The discussion needs to be modified to reflect as to what the authors feel is the clinical implication of this study.

Answer

We thank the reviewer for this suggestion. In the revised version of the manuscript, we have expanded the conclusion, which now conveys our main messages regarding the results of our study. It now reads: “In conclusion, sleep of patients with ARF requiring NIV is impaired regardless of the etiology of ARF. Poor sleep is definitely an ICU stressor, among others like anxiety, pain, thirst and dyspnea. Subsequently, poor sleep requires the attention of stakeholders, such as pain. Improving the treatment of poor sleep in order to improve patients comfort desserves an evaluation. Future work may compare various strategies to improve sleep in ICU patients and assess the impact of these strategies on short term outcomes such as NIV failure, but also on middle and long term outcomes such as the ICU burden.
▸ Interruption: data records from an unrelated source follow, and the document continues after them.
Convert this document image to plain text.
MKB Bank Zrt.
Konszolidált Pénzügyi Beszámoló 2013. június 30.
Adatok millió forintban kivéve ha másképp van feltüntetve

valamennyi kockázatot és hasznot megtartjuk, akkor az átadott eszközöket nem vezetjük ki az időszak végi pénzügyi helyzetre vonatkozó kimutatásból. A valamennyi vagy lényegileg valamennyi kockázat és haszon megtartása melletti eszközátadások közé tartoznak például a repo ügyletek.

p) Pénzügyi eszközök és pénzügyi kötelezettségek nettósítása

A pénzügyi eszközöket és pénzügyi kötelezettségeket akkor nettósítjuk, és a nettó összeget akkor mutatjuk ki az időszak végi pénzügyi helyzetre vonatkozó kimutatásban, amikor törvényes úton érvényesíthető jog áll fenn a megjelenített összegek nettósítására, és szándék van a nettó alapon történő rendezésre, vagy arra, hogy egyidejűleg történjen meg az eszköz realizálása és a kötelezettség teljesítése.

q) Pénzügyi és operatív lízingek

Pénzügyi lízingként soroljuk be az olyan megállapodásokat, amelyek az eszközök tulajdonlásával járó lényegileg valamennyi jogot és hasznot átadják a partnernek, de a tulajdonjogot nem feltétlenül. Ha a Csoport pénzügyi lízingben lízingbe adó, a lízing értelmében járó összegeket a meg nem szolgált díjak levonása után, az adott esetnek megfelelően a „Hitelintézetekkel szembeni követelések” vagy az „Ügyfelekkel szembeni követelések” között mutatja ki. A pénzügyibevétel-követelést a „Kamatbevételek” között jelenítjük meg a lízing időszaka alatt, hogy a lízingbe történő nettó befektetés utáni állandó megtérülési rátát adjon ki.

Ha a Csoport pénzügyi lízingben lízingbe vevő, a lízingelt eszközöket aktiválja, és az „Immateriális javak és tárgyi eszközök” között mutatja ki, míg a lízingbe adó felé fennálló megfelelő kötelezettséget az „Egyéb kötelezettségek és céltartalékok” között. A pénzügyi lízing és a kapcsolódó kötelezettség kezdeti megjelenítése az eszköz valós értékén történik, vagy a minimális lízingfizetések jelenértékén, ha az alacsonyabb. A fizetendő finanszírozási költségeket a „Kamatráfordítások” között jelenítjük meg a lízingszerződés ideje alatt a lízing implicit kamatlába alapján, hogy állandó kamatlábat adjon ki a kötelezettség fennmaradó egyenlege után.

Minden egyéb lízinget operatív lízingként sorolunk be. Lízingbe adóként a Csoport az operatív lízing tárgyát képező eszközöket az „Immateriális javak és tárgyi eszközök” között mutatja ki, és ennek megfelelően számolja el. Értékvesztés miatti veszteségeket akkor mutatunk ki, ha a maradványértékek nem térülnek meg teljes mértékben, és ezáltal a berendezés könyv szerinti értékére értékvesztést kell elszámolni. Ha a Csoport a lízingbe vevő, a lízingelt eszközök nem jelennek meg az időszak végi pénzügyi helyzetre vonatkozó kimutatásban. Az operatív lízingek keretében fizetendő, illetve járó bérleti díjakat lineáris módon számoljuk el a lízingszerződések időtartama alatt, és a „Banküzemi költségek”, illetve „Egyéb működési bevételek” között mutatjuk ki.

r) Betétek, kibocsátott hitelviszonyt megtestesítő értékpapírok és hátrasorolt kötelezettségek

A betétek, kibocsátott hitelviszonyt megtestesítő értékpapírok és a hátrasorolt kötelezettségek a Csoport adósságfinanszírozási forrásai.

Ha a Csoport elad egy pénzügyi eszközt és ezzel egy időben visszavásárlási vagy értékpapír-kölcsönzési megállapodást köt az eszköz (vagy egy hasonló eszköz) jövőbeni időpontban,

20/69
Sleep could also be used as a monitoring tool to anticipate NIV failure and subsequently to avoid delaying to much intubation. Future works might assess the benefit of routine sleep monitoring of patients admitted for ARF.”.

 

8)

Reviewer

Line 86: Nighànight

Line 87: various causeà varied etiology

Answer

“Causes” have been replaced by “etiology”. We could not find the typo with night.

 

9)

Reviewer

Needs grammatical and language review for clarity.

Answer

The manuscript has been edited for english by a professional English editor.

Round 2

Reviewer 1 Report

Thank you for giving me the opportunity to check your manuscript again. I totally agree with your answer to our comments. I can understand your opinions and the meaning of this article. I accept your report.